VERPAN Designer Furniture | Verner Panton (1926-1998) was an inspirational and colorful personality. A unique person with a special sense of colors, shapes, light function and room. Over the course of his career Verner Panton (1926-1998) introduced a series of modern lamps with personalities unlike any of his Scandinavian contemporaries. With a remarkable faith in the unlimited possibilities of the form, he worked successfully to create a new set of theories about how lighting should work and how it should influence its surrounding. Verner Panton studied at the Royal Danish Academy of Fine Arts in Copenhagen before going on to work at Arne Jacobsen’s architectural practice. Verner Panton set up his own design studio in 1955.
Qualified architect
Verner Panton was born in the village of Gamtofte on the island of Funen in 1926. His father was a publican and innkeeper, who worked first at the inns in Haarslev and Mørkenborg and subsequently as tenant publican of the Komigen inn on the Langesø estate.

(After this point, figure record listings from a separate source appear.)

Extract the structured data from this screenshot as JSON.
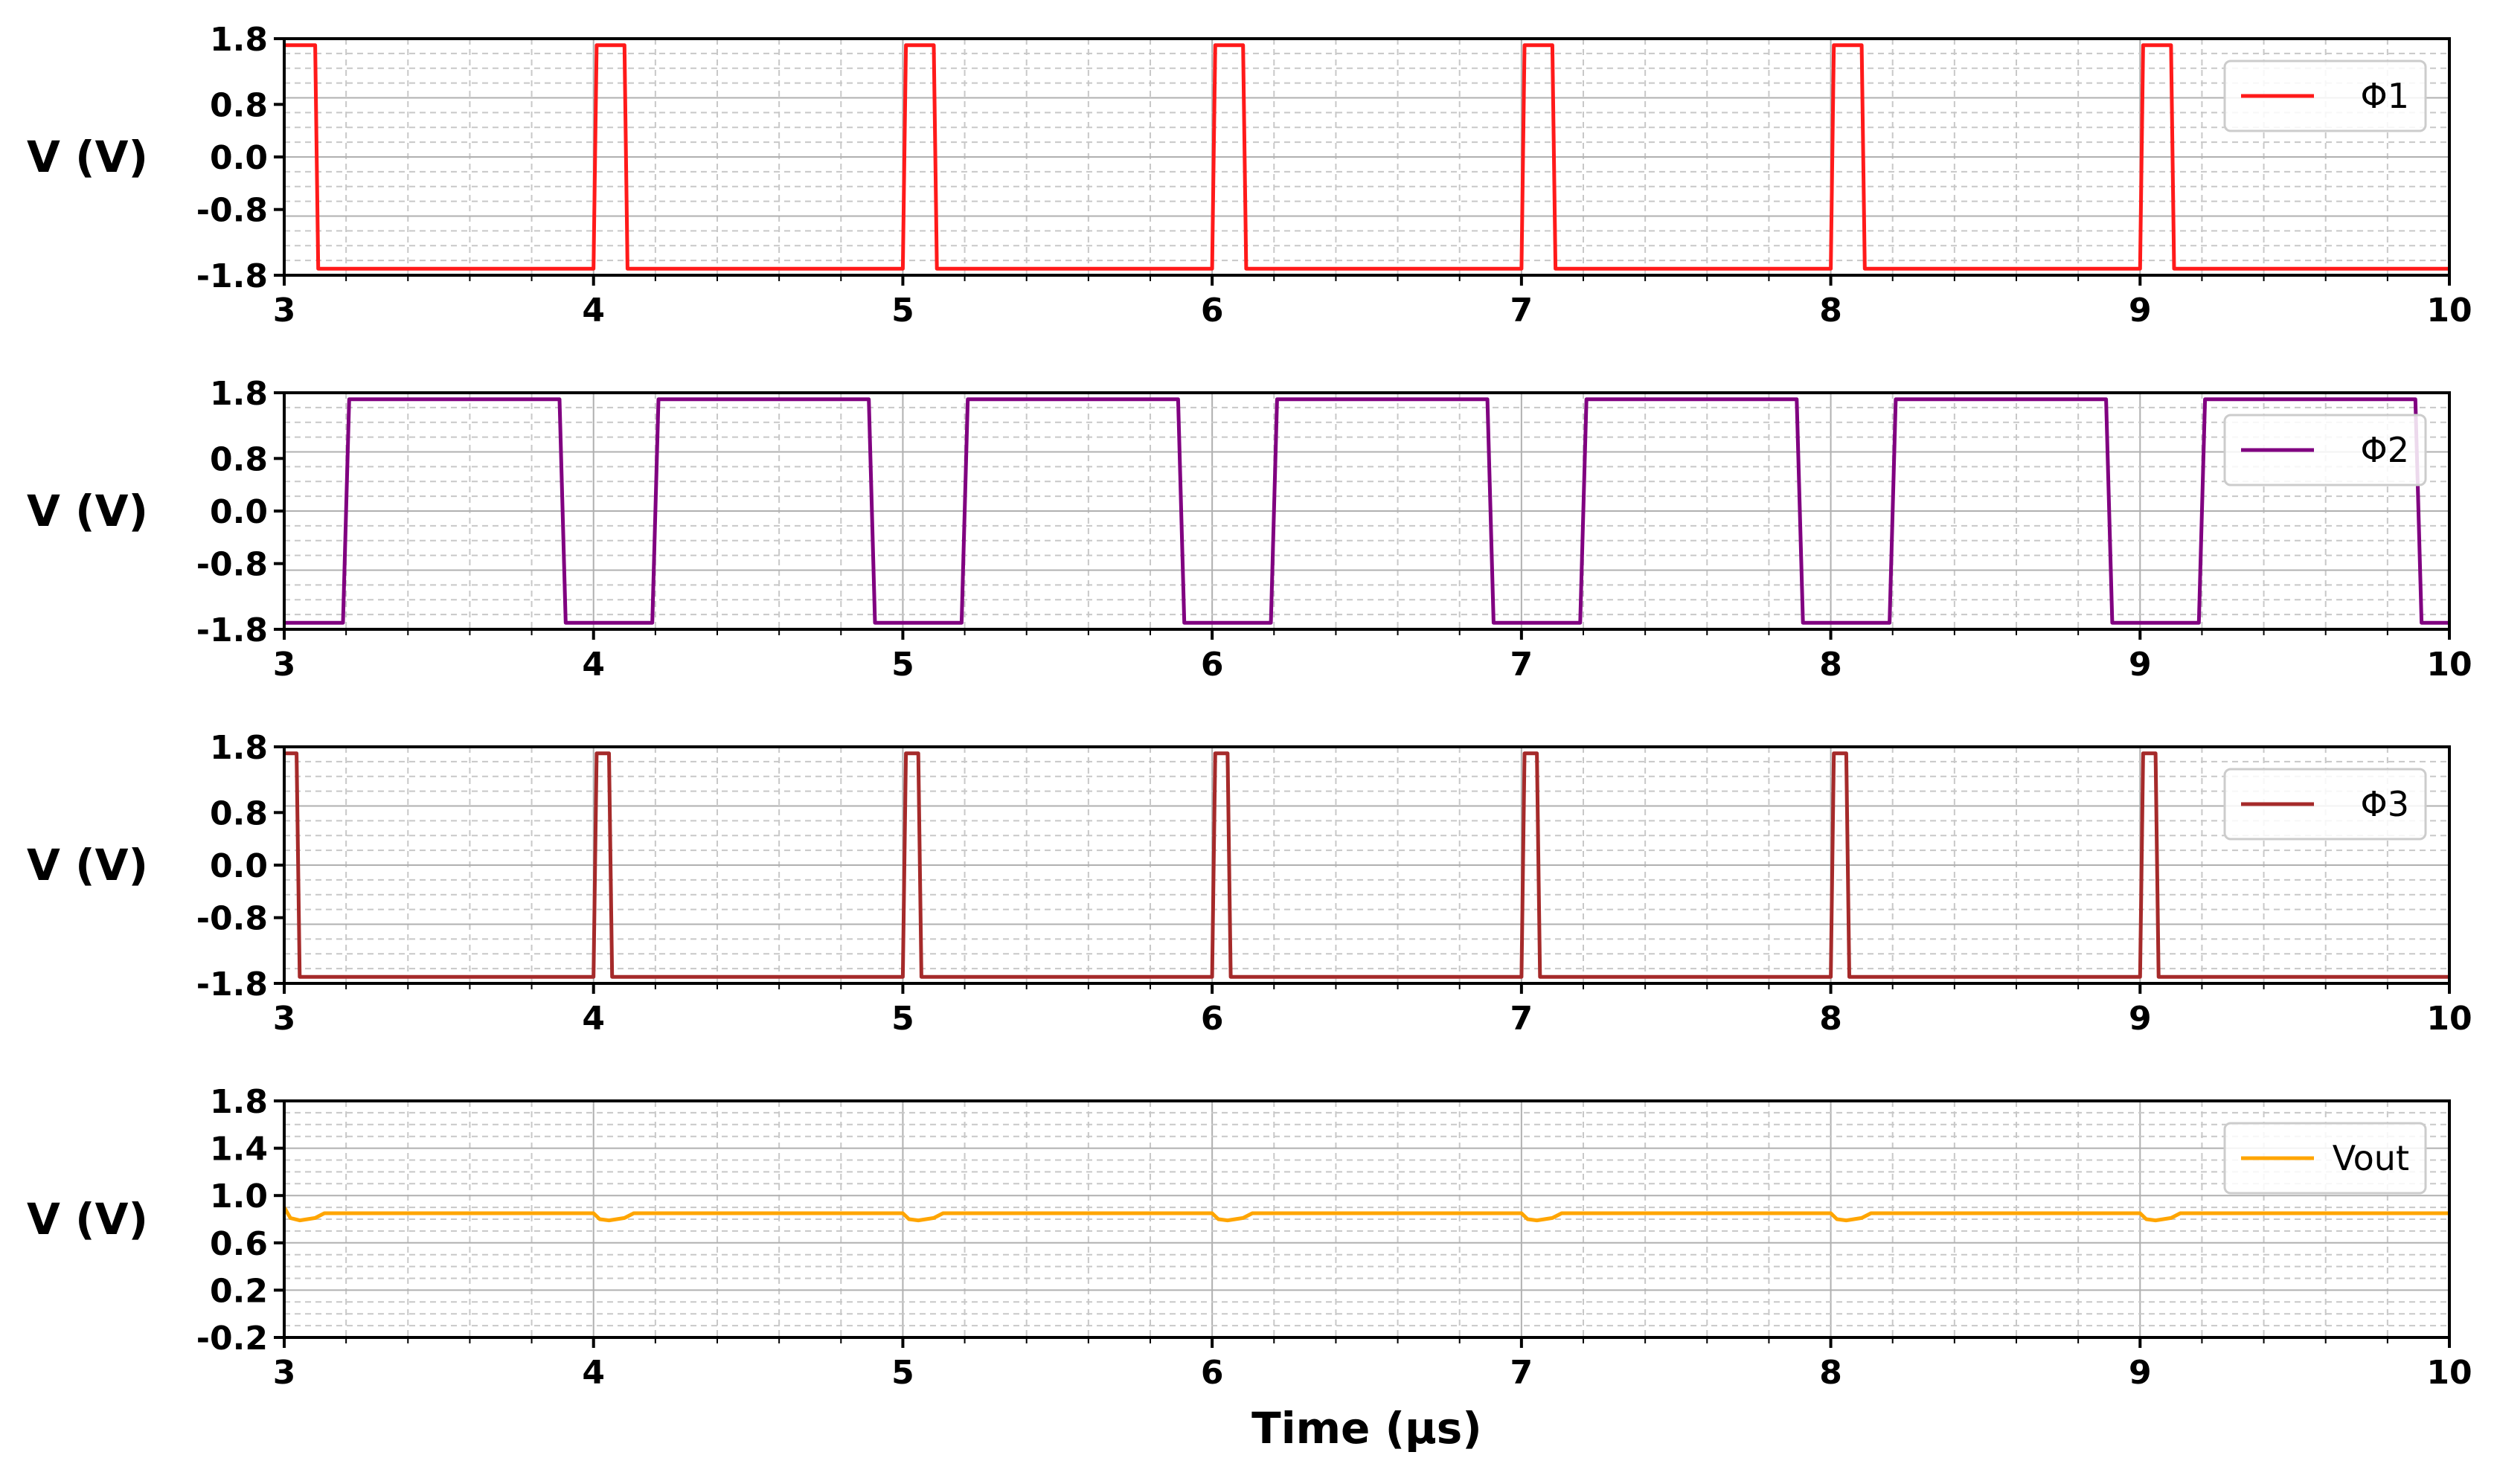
{
  "chart_data": [
    {
      "type": "line",
      "ylabel": "V (V)",
      "xlabel": "",
      "xlim": [
        3,
        10
      ],
      "ylim": [
        -1.8,
        1.8
      ],
      "xticks": [
        "3",
        "4",
        "5",
        "6",
        "7",
        "8",
        "9",
        "10"
      ],
      "yticks": [
        "1.8",
        "0.8",
        "0.0",
        "-0.8",
        "-1.8"
      ],
      "ytick_values": [
        1.8,
        0.8,
        0.0,
        -0.8,
        -1.8
      ],
      "grid": true,
      "legend_position": "top-right",
      "series": [
        {
          "name": "Φ1",
          "color": "#ff1a1a",
          "x": [
            3.0,
            3.1,
            3.11,
            4.0,
            4.01,
            4.1,
            4.11,
            5.0,
            5.01,
            5.1,
            5.11,
            6.0,
            6.01,
            6.1,
            6.11,
            7.0,
            7.01,
            7.1,
            7.11,
            8.0,
            8.01,
            8.1,
            8.11,
            9.0,
            9.01,
            9.1,
            9.11,
            10.0
          ],
          "y": [
            1.7,
            1.7,
            -1.7,
            -1.7,
            1.7,
            1.7,
            -1.7,
            -1.7,
            1.7,
            1.7,
            -1.7,
            -1.7,
            1.7,
            1.7,
            -1.7,
            -1.7,
            1.7,
            1.7,
            -1.7,
            -1.7,
            1.7,
            1.7,
            -1.7,
            -1.7,
            1.7,
            1.7,
            -1.7,
            -1.7
          ]
        }
      ]
    },
    {
      "type": "line",
      "ylabel": "V (V)",
      "xlabel": "",
      "xlim": [
        3,
        10
      ],
      "ylim": [
        -1.8,
        1.8
      ],
      "xticks": [
        "3",
        "4",
        "5",
        "6",
        "7",
        "8",
        "9",
        "10"
      ],
      "yticks": [
        "1.8",
        "0.8",
        "0.0",
        "-0.8",
        "-1.8"
      ],
      "ytick_values": [
        1.8,
        0.8,
        0.0,
        -0.8,
        -1.8
      ],
      "grid": true,
      "legend_position": "top-right",
      "series": [
        {
          "name": "Φ2",
          "color": "#800080",
          "x": [
            3.0,
            3.19,
            3.21,
            3.89,
            3.91,
            4.19,
            4.21,
            4.89,
            4.91,
            5.19,
            5.21,
            5.89,
            5.91,
            6.19,
            6.21,
            6.89,
            6.91,
            7.19,
            7.21,
            7.89,
            7.91,
            8.19,
            8.21,
            8.89,
            8.91,
            9.19,
            9.21,
            9.89,
            9.91,
            10.0
          ],
          "y": [
            -1.7,
            -1.7,
            1.7,
            1.7,
            -1.7,
            -1.7,
            1.7,
            1.7,
            -1.7,
            -1.7,
            1.7,
            1.7,
            -1.7,
            -1.7,
            1.7,
            1.7,
            -1.7,
            -1.7,
            1.7,
            1.7,
            -1.7,
            -1.7,
            1.7,
            1.7,
            -1.7,
            -1.7,
            1.7,
            1.7,
            -1.7,
            -1.7
          ]
        }
      ]
    },
    {
      "type": "line",
      "ylabel": "V (V)",
      "xlabel": "",
      "xlim": [
        3,
        10
      ],
      "ylim": [
        -1.8,
        1.8
      ],
      "xticks": [
        "3",
        "4",
        "5",
        "6",
        "7",
        "8",
        "9",
        "10"
      ],
      "yticks": [
        "1.8",
        "0.8",
        "0.0",
        "-0.8",
        "-1.8"
      ],
      "ytick_values": [
        1.8,
        0.8,
        0.0,
        -0.8,
        -1.8
      ],
      "grid": true,
      "legend_position": "top-right",
      "series": [
        {
          "name": "Φ3",
          "color": "#a52a2a",
          "x": [
            3.0,
            3.04,
            3.05,
            4.0,
            4.01,
            4.05,
            4.06,
            5.0,
            5.01,
            5.05,
            5.06,
            6.0,
            6.01,
            6.05,
            6.06,
            7.0,
            7.01,
            7.05,
            7.06,
            8.0,
            8.01,
            8.05,
            8.06,
            9.0,
            9.01,
            9.05,
            9.06,
            10.0
          ],
          "y": [
            1.7,
            1.7,
            -1.7,
            -1.7,
            1.7,
            1.7,
            -1.7,
            -1.7,
            1.7,
            1.7,
            -1.7,
            -1.7,
            1.7,
            1.7,
            -1.7,
            -1.7,
            1.7,
            1.7,
            -1.7,
            -1.7,
            1.7,
            1.7,
            -1.7,
            -1.7,
            1.7,
            1.7,
            -1.7,
            -1.7
          ]
        }
      ]
    },
    {
      "type": "line",
      "ylabel": "V (V)",
      "xlabel": "Time (μs)",
      "xlim": [
        3,
        10
      ],
      "ylim": [
        -0.2,
        1.8
      ],
      "xticks": [
        "3",
        "4",
        "5",
        "6",
        "7",
        "8",
        "9",
        "10"
      ],
      "yticks": [
        "1.8",
        "1.4",
        "1.0",
        "0.6",
        "0.2",
        "-0.2"
      ],
      "ytick_values": [
        1.8,
        1.4,
        1.0,
        0.6,
        0.2,
        -0.2
      ],
      "grid": true,
      "legend_position": "top-right",
      "series": [
        {
          "name": "Vout",
          "color": "#ffa500",
          "x": [
            3.0,
            3.02,
            3.05,
            3.1,
            3.13,
            3.2,
            4.0,
            4.02,
            4.05,
            4.1,
            4.13,
            4.2,
            5.0,
            5.02,
            5.05,
            5.1,
            5.13,
            5.2,
            6.0,
            6.02,
            6.05,
            6.1,
            6.13,
            6.2,
            7.0,
            7.02,
            7.05,
            7.1,
            7.13,
            7.2,
            8.0,
            8.02,
            8.05,
            8.1,
            8.13,
            8.2,
            9.0,
            9.02,
            9.05,
            9.1,
            9.13,
            9.2,
            10.0
          ],
          "y": [
            0.9,
            0.81,
            0.79,
            0.81,
            0.85,
            0.85,
            0.85,
            0.8,
            0.79,
            0.81,
            0.85,
            0.85,
            0.85,
            0.8,
            0.79,
            0.81,
            0.85,
            0.85,
            0.85,
            0.8,
            0.79,
            0.81,
            0.85,
            0.85,
            0.85,
            0.8,
            0.79,
            0.81,
            0.85,
            0.85,
            0.85,
            0.8,
            0.79,
            0.81,
            0.85,
            0.85,
            0.85,
            0.8,
            0.79,
            0.81,
            0.85,
            0.85,
            0.85
          ]
        }
      ]
    }
  ]
}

It was here that Verner Panton spent his childhood as the oldest of two brothers, from the age of 10 and following his parents’ divorce with three half-brothers. His mother left Funen with Verner’s younger brother to live on the island of Lolland. Verner Panton originally wanted to be an artist, but his father was against this so, as a compromise, Verner Panton decided to become an architect and train at the Royal Academy of Fine Arts, School of Architecture in Copenhagen. However, before commencing his architectural training he started his working life as a traditional tradesman, as a bricklayer. In 1951 he qualified as an architect.”The main purpose of my work is to provoke people into using their imagination. Most people spend their lives living in dreary, grey-beige conformity, mortally afraid of usning colors. By experimenting with lighting, colors, textiles and furniture and utilizing the latest technologies, I try to show new ways, to encourage people to use their phantasy imagination and make their surroundings more exciting”.
Lighting
Verner Panton started by designing lamps for Louis Poulsen. The first lamp to be put into production was the Topan lamp in 1959, followed by the Moon lamp in 1960. In 1964 Panton contacted the lighting manufacturer J. Lüber AG in Switzerland about a lamp which he had designed that consisted of hundreds of small reflective discs. The first prototype of this lamp was made using discs cut out of silver foil by his wife Marianne. Lüber liked the concept but had reservations about the materials. Instead, to achieve a similar effect to silver foil, the discs were made from thin metal sheet (as used for the product today).
Interior design projects
Verner Panton undertook numerous interior design projects, including several for the German chemicals group Bayer. Panton initiated the dialogue with Bayer in connection with the development of the Panton Chair. Subsequently, the company asked Panton to create a stand for them at the furniture fair in Cologne, Germany, in 1968. The aim of the project was to promote the fabric ‘d r a l o n’. Bayer wanted to show the multiple possibilities offered by the new textile. For this an exhibition ship was fitted out – Visiona 0 – and a length of quayside adorned with round, bright discs made of dralon. After this sensational result, Panton moved to Hamburg to furnish the Spiegel Publishing House. The aim of the refurbishment was to use design to motivate employees, to encourage them to relax in the canteen, staff swimming pool and in the bar, and to stimulate their concentration while working.